ABOOK May 2014 ECB Repo St Dev Short

That would complement and reinforce the picture being filled out by rising Eonia and volatility there. If that is the correct interpretation, then it might explain the revisit of the ABS idea.

In terms of the bigger picture, anything like a negative deposit rate or the inauguration of ECB ABS carries with it more than a whiff of desperation despite all the careful orchestration to the contrary. Financial and economic fragility remains heightened regardless of mainstream commentary precisely because the major and primary problem has remained unresolved – the euro itself.
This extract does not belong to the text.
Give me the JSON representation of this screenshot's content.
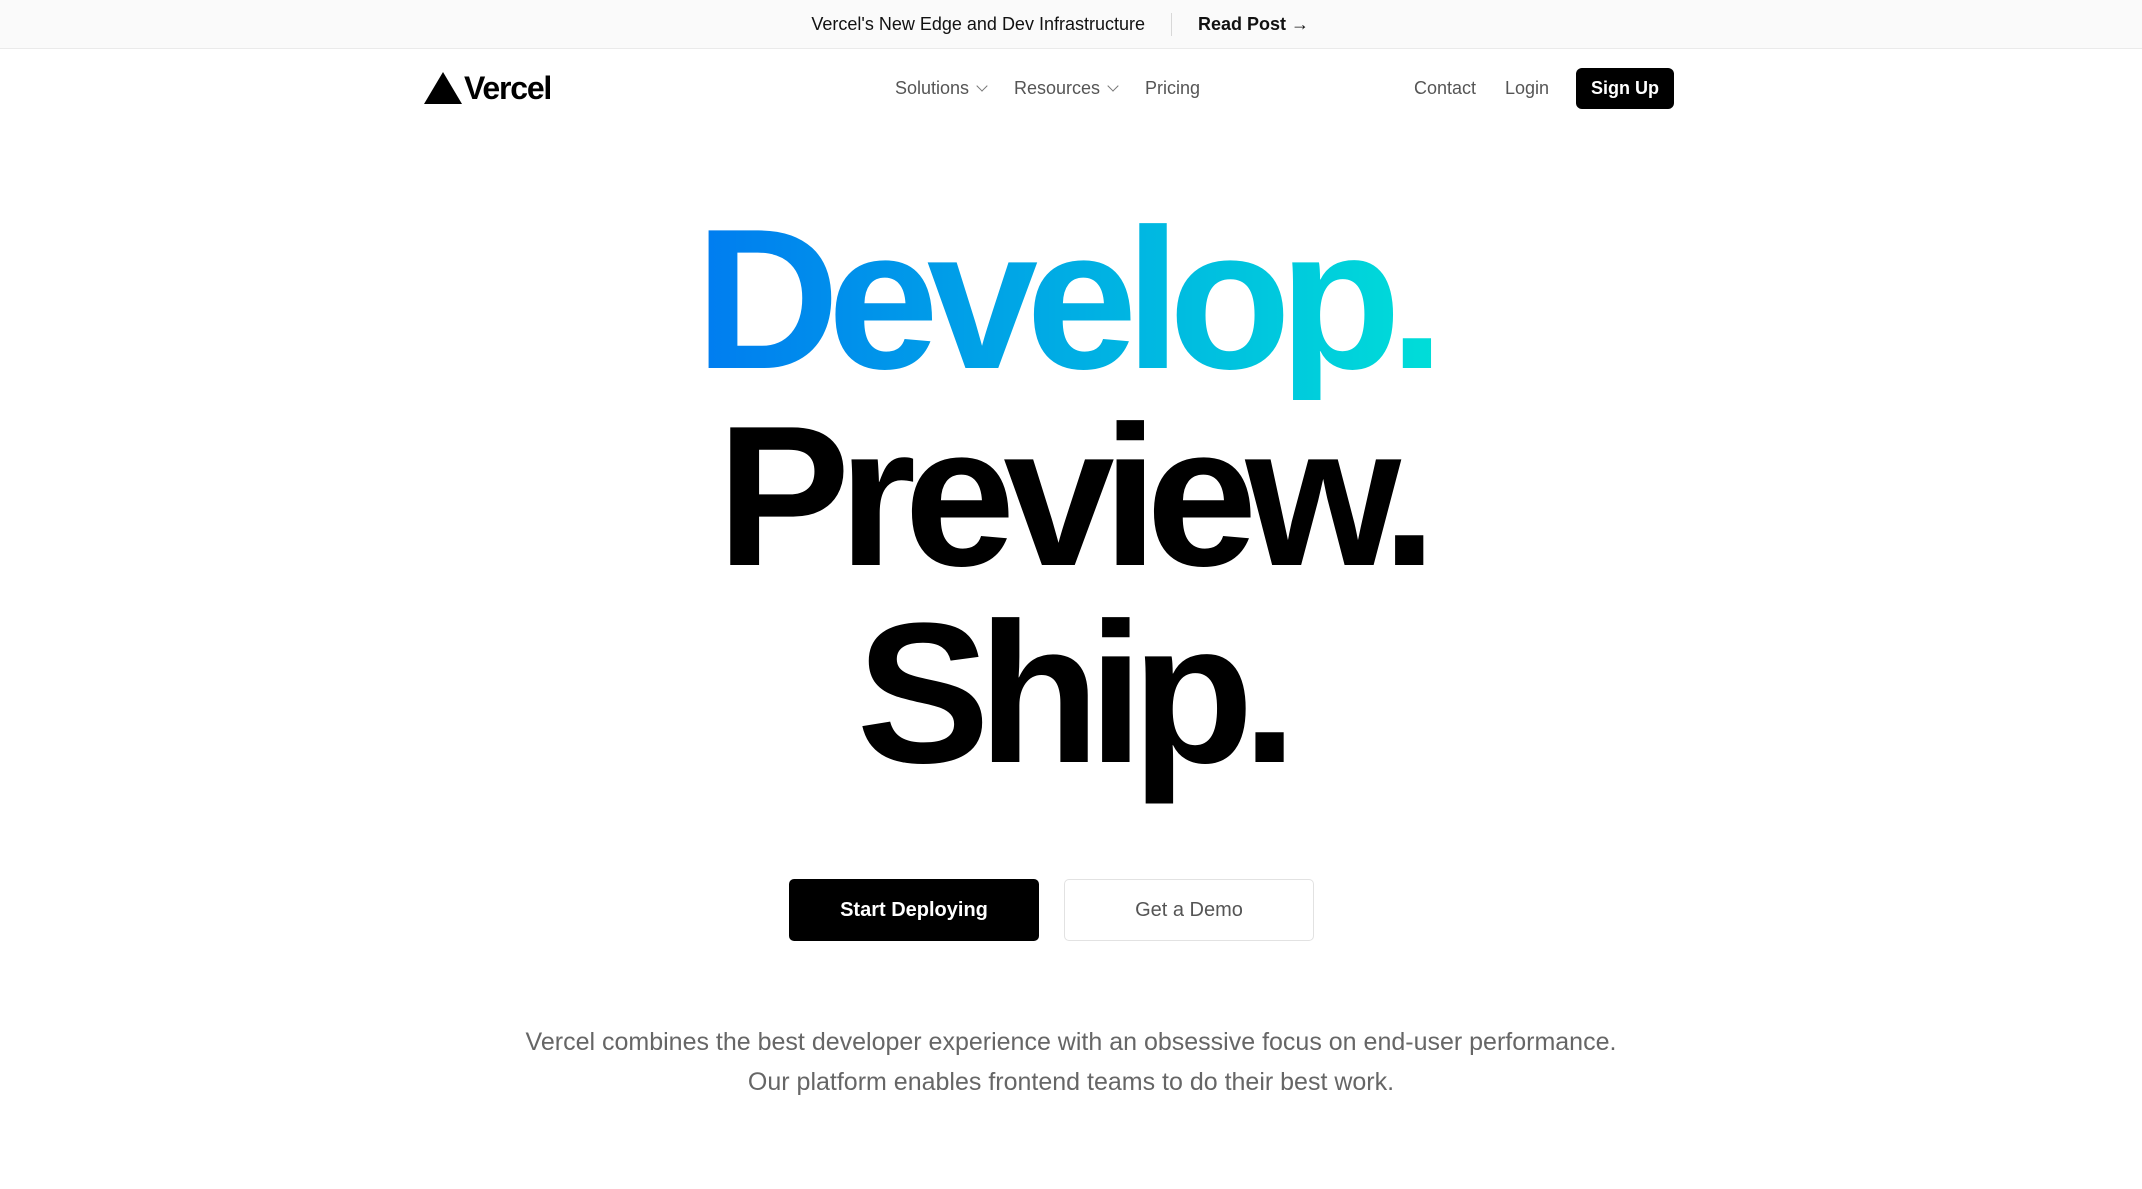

A full and sustaining recovery just does not need this tinkering. While it all may seem to be buying time, the fact of the matter is that it is wasting time. Given the nature of compounding, this is all an extremely high opportunity cost as the longer the manipulation continues, the more this all gets dragged out further. And that is the larger point I am trying to convey – it never really gets fixed. No matter the scheme, dysfunction will find its way outward somewhere else at some “inopportune” moment.

We have progressed well beyond “kicking the can” into decay through delay. If the financial system cannot stand on its own after all of this, then that says a lot about both central banking and banking. This continual “need” for hand-holding credit production is itself screaming for something different to be applied. Japan had its zombie banks, and it appears as if Europe wishes to define its own version.